ACER review on ECEC interventions creates future planning map
The Australian Council for Educational Research (ACER) has completed its review of the effectiveness of early childhood education and care (ECEC) interventions in low and middle income families with the aim of deepening their understanding of intervention effectiveness and applicability.
The ACER’s Centre for Global Education Monitoring reviewed 109 studies from a spread of geographic regions, conducted over a 20 year period, from 1998 to 2017 that had examined the effectiveness of interventions and measured children’s outcomes, including cognitive, socio economical, language and motor development thereafter.
The key results from the analysis of the studies were as follows:
- Doing something is better than doing nothing in ECEC – All types of interventions if of a certain quality can have a positive impact on early childhood development.
- Existing resources in communities can be leveraged for impact – Using resources within communities eg: programs that enhance parenting practices can be used to support children’s learning as required and have great impact.
- Income supplementation can address barriers to access – Direct income supplementation interventions can help address barriers to early learning in the home environment.
- Whole of community approach is most effective – Integrated programs demonstrated that the most effective support for early learning requires a whole of community approach.
Overall findings from the review confirm that robust research has been conducted over a breadth of contexts across the six category types of intervention study classification namely; income supplementation, parent focused, child focused education and nurturing care, integrated interventions, quality and comparative and that economically developing nations can learn a great deal from each other by transferring effective interventions and by continuing to adapt relevant interventions and research tools from the developed world.
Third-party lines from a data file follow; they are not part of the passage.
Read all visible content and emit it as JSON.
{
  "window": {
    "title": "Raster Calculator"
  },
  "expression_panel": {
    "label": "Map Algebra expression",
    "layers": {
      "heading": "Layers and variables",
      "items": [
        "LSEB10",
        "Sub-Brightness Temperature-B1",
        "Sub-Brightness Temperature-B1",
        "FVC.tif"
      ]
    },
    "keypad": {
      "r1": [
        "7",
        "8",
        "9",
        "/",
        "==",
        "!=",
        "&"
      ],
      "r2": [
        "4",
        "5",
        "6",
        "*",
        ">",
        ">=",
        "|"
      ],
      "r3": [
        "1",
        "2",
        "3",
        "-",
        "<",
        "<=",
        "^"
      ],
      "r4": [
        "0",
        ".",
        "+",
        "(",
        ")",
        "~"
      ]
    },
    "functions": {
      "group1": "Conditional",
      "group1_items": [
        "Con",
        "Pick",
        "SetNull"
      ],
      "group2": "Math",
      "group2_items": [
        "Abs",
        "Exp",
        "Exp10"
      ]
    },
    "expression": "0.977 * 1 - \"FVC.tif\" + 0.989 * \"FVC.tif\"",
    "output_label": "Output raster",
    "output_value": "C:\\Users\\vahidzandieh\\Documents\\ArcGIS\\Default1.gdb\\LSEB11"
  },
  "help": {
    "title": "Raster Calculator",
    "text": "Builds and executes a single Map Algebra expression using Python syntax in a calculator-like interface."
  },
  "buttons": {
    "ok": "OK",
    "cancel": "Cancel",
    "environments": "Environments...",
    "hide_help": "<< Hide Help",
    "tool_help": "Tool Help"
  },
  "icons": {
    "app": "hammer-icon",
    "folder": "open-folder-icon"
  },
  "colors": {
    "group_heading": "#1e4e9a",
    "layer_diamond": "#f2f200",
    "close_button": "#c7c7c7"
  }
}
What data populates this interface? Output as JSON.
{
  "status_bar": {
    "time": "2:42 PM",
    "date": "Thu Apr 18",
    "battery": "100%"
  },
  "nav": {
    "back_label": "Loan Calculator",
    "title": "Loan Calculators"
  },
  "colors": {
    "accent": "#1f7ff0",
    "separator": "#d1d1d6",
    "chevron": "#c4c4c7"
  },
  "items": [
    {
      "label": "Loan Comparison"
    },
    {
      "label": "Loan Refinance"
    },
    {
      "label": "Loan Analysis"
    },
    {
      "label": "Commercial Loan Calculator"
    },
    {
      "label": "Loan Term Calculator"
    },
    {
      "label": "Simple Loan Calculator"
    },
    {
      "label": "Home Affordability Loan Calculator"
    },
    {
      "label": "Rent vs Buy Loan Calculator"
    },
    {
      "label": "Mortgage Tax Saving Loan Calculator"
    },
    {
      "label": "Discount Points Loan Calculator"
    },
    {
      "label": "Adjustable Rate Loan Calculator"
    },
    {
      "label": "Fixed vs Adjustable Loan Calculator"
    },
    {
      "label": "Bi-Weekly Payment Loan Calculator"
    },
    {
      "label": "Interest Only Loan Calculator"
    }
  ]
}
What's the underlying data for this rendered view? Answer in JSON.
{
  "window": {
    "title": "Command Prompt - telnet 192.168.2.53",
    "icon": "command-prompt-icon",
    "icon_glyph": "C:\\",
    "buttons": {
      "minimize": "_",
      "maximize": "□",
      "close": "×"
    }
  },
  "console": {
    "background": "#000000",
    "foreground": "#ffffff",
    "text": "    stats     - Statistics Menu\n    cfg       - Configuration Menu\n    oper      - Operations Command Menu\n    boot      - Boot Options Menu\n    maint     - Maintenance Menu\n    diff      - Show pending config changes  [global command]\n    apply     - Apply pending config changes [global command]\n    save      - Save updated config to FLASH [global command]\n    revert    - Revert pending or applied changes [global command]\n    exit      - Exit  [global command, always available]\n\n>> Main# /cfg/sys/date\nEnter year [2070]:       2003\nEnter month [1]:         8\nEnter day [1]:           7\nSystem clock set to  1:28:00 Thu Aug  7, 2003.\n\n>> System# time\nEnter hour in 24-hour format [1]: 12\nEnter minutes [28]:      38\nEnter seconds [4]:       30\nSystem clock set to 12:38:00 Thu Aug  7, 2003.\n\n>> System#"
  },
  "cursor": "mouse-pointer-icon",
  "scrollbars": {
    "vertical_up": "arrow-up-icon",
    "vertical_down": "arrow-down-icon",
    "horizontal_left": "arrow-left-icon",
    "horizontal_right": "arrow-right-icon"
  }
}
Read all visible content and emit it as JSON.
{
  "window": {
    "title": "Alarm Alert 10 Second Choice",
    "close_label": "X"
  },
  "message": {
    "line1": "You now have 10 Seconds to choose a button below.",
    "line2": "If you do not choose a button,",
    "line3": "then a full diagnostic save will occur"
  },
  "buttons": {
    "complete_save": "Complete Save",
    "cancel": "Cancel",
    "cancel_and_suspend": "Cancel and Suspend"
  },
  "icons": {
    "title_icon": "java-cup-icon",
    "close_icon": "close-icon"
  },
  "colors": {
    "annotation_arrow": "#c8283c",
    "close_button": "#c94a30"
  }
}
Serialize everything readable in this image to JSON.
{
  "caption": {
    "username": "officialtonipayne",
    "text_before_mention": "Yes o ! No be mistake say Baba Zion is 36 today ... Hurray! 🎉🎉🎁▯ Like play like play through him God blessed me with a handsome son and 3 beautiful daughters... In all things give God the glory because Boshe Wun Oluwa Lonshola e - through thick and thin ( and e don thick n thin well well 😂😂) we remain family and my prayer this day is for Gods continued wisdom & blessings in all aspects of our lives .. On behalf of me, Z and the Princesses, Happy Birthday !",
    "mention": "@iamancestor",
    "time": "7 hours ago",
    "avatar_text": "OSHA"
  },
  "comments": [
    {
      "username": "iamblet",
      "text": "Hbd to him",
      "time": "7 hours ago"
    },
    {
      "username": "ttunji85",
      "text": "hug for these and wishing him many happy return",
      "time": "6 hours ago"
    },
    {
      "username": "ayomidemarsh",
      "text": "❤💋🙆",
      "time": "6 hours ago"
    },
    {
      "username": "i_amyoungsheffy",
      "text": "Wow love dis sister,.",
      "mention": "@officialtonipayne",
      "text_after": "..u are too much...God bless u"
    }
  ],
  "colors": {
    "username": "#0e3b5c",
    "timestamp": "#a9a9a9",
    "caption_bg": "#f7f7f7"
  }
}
Looking forward the ACER – GEM team highlighted six action points going forwards:
- build the evidence base on ECEC interventions in the Pacific
- focus on the measurement of learning outcomes as the evidence of the impact of interventions on children’s learning
- increase the uptake of robust, cost-effective and fit-for-purpose measures of children’s learning
- expand the evidence base on the effectiveness of income supplementation programs and the ways in which family income affects learning
- deepen the evidence base in relation to parent-focused interventions – by identifying specific programs that contribute the most to a program’s effectiveness and can be replicated when scaled up
- explain how impact occurs in child-focused ECEC interventions and improve understanding of optimal delivery options to meet the needs of diverse communities.